Live not for the-end-of-the-song.

Live in the along.

The Progress Toward

October 5, 2021

Philip, you are everywhere.

On the early morning beach at sunrise just as the sun touches the beach with soft hues of awakening. You are in Jeff’s absent coffee in 712 SW. In our afternoon bocce, frisbee, baseball, body surfing. You are the anchor of the Patton’s Phil’s BARge as we gather round listening to Barry’s choice Rush tunes and float easily in our bonds of friendship. You are in the bold, distinct laughter of Casey that echos amid the pounding surf and in the deep sea fishing trip and dance party on the 7th floor fish fry. You are on the evening breezes as day closes with its triumphant blazing color and you continue to ring true in each of us as constant as the waves upon the shore.

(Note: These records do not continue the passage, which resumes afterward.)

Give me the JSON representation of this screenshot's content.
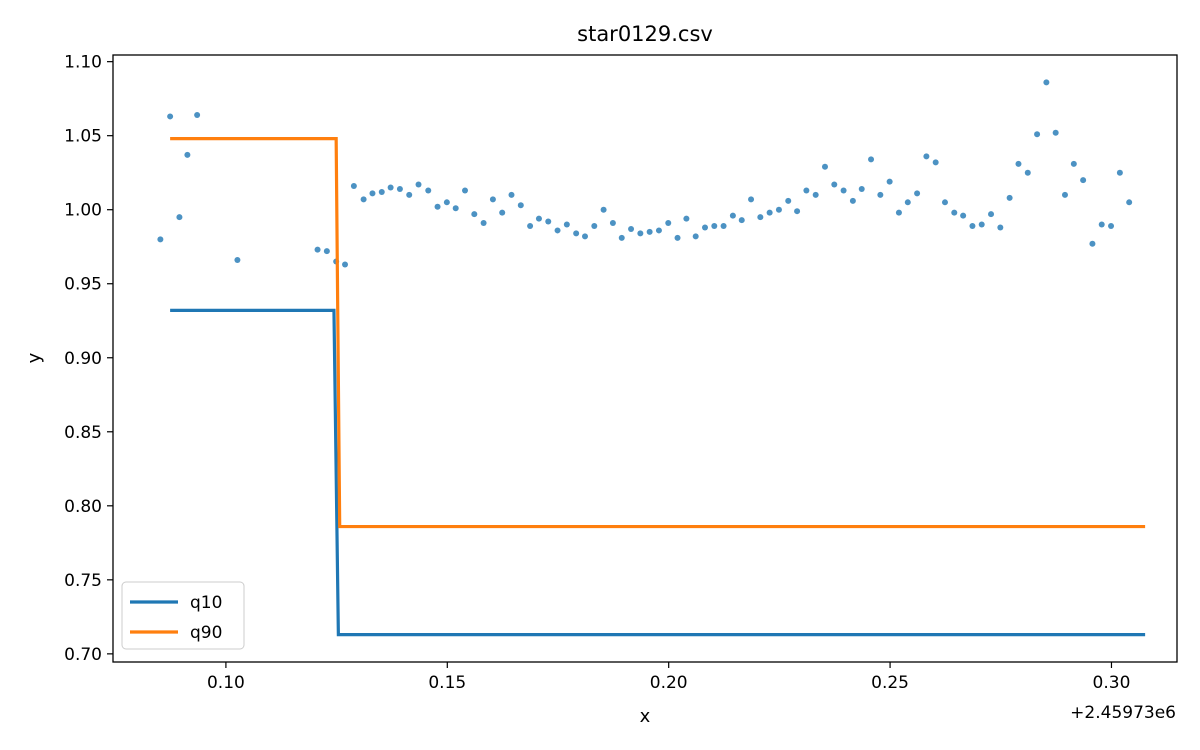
{
  "chart_data": {
    "type": "line",
    "title": "star0129.csv",
    "xlabel": "x",
    "ylabel": "y",
    "x_offset_label": "+2.45973e6",
    "xlim": [
      0.0745,
      0.3148
    ],
    "ylim": [
      0.6945,
      1.1045
    ],
    "x_ticks": [
      {
        "value": 0.1,
        "label": "0.10"
      },
      {
        "value": 0.15,
        "label": "0.15"
      },
      {
        "value": 0.2,
        "label": "0.20"
      },
      {
        "value": 0.25,
        "label": "0.25"
      },
      {
        "value": 0.3,
        "label": "0.30"
      }
    ],
    "y_ticks": [
      {
        "value": 0.7,
        "label": "0.70"
      },
      {
        "value": 0.75,
        "label": "0.75"
      },
      {
        "value": 0.8,
        "label": "0.80"
      },
      {
        "value": 0.85,
        "label": "0.85"
      },
      {
        "value": 0.9,
        "label": "0.90"
      },
      {
        "value": 0.95,
        "label": "0.95"
      },
      {
        "value": 1.0,
        "label": "1.00"
      },
      {
        "value": 1.05,
        "label": "1.05"
      },
      {
        "value": 1.1,
        "label": "1.10"
      }
    ],
    "grid": false,
    "legend_position": "lower-left",
    "scatter": {
      "color": "#1f77b4",
      "points": [
        [
          0.0852,
          0.98
        ],
        [
          0.0874,
          1.063
        ],
        [
          0.0895,
          0.995
        ],
        [
          0.0913,
          1.037
        ],
        [
          0.0935,
          1.064
        ],
        [
          0.1026,
          0.966
        ],
        [
          0.1207,
          0.973
        ],
        [
          0.1228,
          0.972
        ],
        [
          0.1249,
          0.965
        ],
        [
          0.1269,
          0.963
        ],
        [
          0.1289,
          1.016
        ],
        [
          0.1311,
          1.007
        ],
        [
          0.1331,
          1.011
        ],
        [
          0.1352,
          1.012
        ],
        [
          0.1372,
          1.015
        ],
        [
          0.1393,
          1.014
        ],
        [
          0.1414,
          1.01
        ],
        [
          0.1435,
          1.017
        ],
        [
          0.1457,
          1.013
        ],
        [
          0.1478,
          1.002
        ],
        [
          0.1499,
          1.005
        ],
        [
          0.1519,
          1.001
        ],
        [
          0.154,
          1.013
        ],
        [
          0.1561,
          0.997
        ],
        [
          0.1582,
          0.991
        ],
        [
          0.1603,
          1.007
        ],
        [
          0.1624,
          0.998
        ],
        [
          0.1645,
          1.01
        ],
        [
          0.1666,
          1.003
        ],
        [
          0.1687,
          0.989
        ],
        [
          0.1707,
          0.994
        ],
        [
          0.1728,
          0.992
        ],
        [
          0.1749,
          0.986
        ],
        [
          0.177,
          0.99
        ],
        [
          0.1791,
          0.984
        ],
        [
          0.1811,
          0.982
        ],
        [
          0.1832,
          0.989
        ],
        [
          0.1853,
          1.0
        ],
        [
          0.1874,
          0.991
        ],
        [
          0.1894,
          0.981
        ],
        [
          0.1915,
          0.987
        ],
        [
          0.1936,
          0.984
        ],
        [
          0.1957,
          0.985
        ],
        [
          0.1978,
          0.986
        ],
        [
          0.1999,
          0.991
        ],
        [
          0.202,
          0.981
        ],
        [
          0.204,
          0.994
        ],
        [
          0.2061,
          0.982
        ],
        [
          0.2082,
          0.988
        ],
        [
          0.2103,
          0.989
        ],
        [
          0.2124,
          0.989
        ],
        [
          0.2145,
          0.996
        ],
        [
          0.2165,
          0.993
        ],
        [
          0.2186,
          1.007
        ],
        [
          0.2207,
          0.995
        ],
        [
          0.2228,
          0.998
        ],
        [
          0.2249,
          1.0
        ],
        [
          0.227,
          1.006
        ],
        [
          0.229,
          0.999
        ],
        [
          0.2311,
          1.013
        ],
        [
          0.2332,
          1.01
        ],
        [
          0.2353,
          1.029
        ],
        [
          0.2374,
          1.017
        ],
        [
          0.2395,
          1.013
        ],
        [
          0.2416,
          1.006
        ],
        [
          0.2436,
          1.014
        ],
        [
          0.2457,
          1.034
        ],
        [
          0.2478,
          1.01
        ],
        [
          0.2499,
          1.019
        ],
        [
          0.252,
          0.998
        ],
        [
          0.254,
          1.005
        ],
        [
          0.2561,
          1.011
        ],
        [
          0.2582,
          1.036
        ],
        [
          0.2603,
          1.032
        ],
        [
          0.2624,
          1.005
        ],
        [
          0.2645,
          0.998
        ],
        [
          0.2665,
          0.996
        ],
        [
          0.2686,
          0.989
        ],
        [
          0.2707,
          0.99
        ],
        [
          0.2728,
          0.997
        ],
        [
          0.2749,
          0.988
        ],
        [
          0.277,
          1.008
        ],
        [
          0.279,
          1.031
        ],
        [
          0.2811,
          1.025
        ],
        [
          0.2832,
          1.051
        ],
        [
          0.2853,
          1.086
        ],
        [
          0.2874,
          1.052
        ],
        [
          0.2895,
          1.01
        ],
        [
          0.2915,
          1.031
        ],
        [
          0.2936,
          1.02
        ],
        [
          0.2957,
          0.977
        ],
        [
          0.2978,
          0.99
        ],
        [
          0.2999,
          0.989
        ],
        [
          0.3019,
          1.025
        ],
        [
          0.304,
          1.005
        ]
      ]
    },
    "series": [
      {
        "name": "q10",
        "color": "#1f77b4",
        "x": [
          0.0874,
          0.1244,
          0.1254,
          0.3076
        ],
        "y": [
          0.932,
          0.932,
          0.713,
          0.713
        ]
      },
      {
        "name": "q90",
        "color": "#ff7f0e",
        "x": [
          0.0874,
          0.1249,
          0.1257,
          0.3076
        ],
        "y": [
          1.048,
          1.048,
          0.786,
          0.786
        ]
      }
    ]
  }
}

I smile, truly, with profound gratitude at those who honor you but my mouth belies an equally strong current of unrest. I miss you. 

My heart continues it’s steady beat and, here in this place, it resounds with it’s repetitive no, no, no. I don’t want to be here…without you.

I am angry. I am tired. I am a hater. I hate that everything is about you yet I grasp at every memory of you as well.  I hate that I am mired in my sorrow and am unable to get past it. I hate that I am not rooted in gratitude for your well lived life when I am surrounded by  friends and family in this beautiful place of memories…

So I walk the beach at sunset and I open my hateful clenched fist, wide handed. I purposefully release part of you to the waters of Rocky Point and I hope, beyond hope. I hope to somehow be released from the shackle that my sorrow has become and be empowered to fully embrace my gratitude of what is, now; To embrace my progress toward and to live in the along.